Whoa, it went from 150MB/sec to 3000MB/sec? Or should that be 300?
It's 300, not that it matters. The actual transfer speed is around
60MB/second. The advantage of SATA-2 is the inclusion of Native Command
Queuing (NCQ) not the faster bus speed. NCQ allows the disk to handle
multiple requests at the same time, and more importantly reorder those
requests to minimize head movement. Imagine a situation where you have
three files, two on the outer edge and one on the inner edge of the
platter, call those file A,B and C. Suppose the OS requests those files in
the order A, C, B. In a PATA or SATA I drive the heads would have to move
to the outer edge, then to the inner edge and then back to the outer edge.
Potentially having to traverse the entire width of the platter three
times.
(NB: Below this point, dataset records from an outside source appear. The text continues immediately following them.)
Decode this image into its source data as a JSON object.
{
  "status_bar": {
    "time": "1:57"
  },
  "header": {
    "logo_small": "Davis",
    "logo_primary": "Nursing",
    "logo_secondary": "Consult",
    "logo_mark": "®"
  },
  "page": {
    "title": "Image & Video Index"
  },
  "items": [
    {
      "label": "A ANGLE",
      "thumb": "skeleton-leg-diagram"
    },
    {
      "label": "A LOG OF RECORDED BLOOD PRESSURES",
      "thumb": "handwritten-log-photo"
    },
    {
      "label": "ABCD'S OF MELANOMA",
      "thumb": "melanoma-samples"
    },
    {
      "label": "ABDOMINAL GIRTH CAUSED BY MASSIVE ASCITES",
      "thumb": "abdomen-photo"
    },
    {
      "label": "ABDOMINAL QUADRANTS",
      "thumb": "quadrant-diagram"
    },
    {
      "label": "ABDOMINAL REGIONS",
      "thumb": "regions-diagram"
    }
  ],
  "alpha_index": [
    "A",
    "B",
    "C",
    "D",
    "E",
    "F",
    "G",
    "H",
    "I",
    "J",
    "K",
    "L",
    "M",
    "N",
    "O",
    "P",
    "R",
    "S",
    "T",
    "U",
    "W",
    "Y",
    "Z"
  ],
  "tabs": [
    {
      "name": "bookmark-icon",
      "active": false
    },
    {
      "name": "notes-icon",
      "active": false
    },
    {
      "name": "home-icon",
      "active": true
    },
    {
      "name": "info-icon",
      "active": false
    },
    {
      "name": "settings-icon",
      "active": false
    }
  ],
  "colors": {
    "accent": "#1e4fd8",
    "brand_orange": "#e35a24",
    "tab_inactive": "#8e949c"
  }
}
In an SATA II drive (or a SCSI drive) the controller would look at
the position of the head, move it to the closest file and then move to the
next nearest file and so forth. If the head were sitting in the middle of
the platter when the first request was received the total head movement
would be only 1.5 crossings of the platter as opposed to three. If the
head were already on one edge then it would only have to cross the platter
once. So the head movement is reduced by a factor of 2 to 3 in this
example. In a file server with lots of disk accesses this is a huge
advantage. In a desktop you are unlikely to see any difference at all
because desktop systems usually only fetch one file at a time and most of
the time they aren't doing anything at all.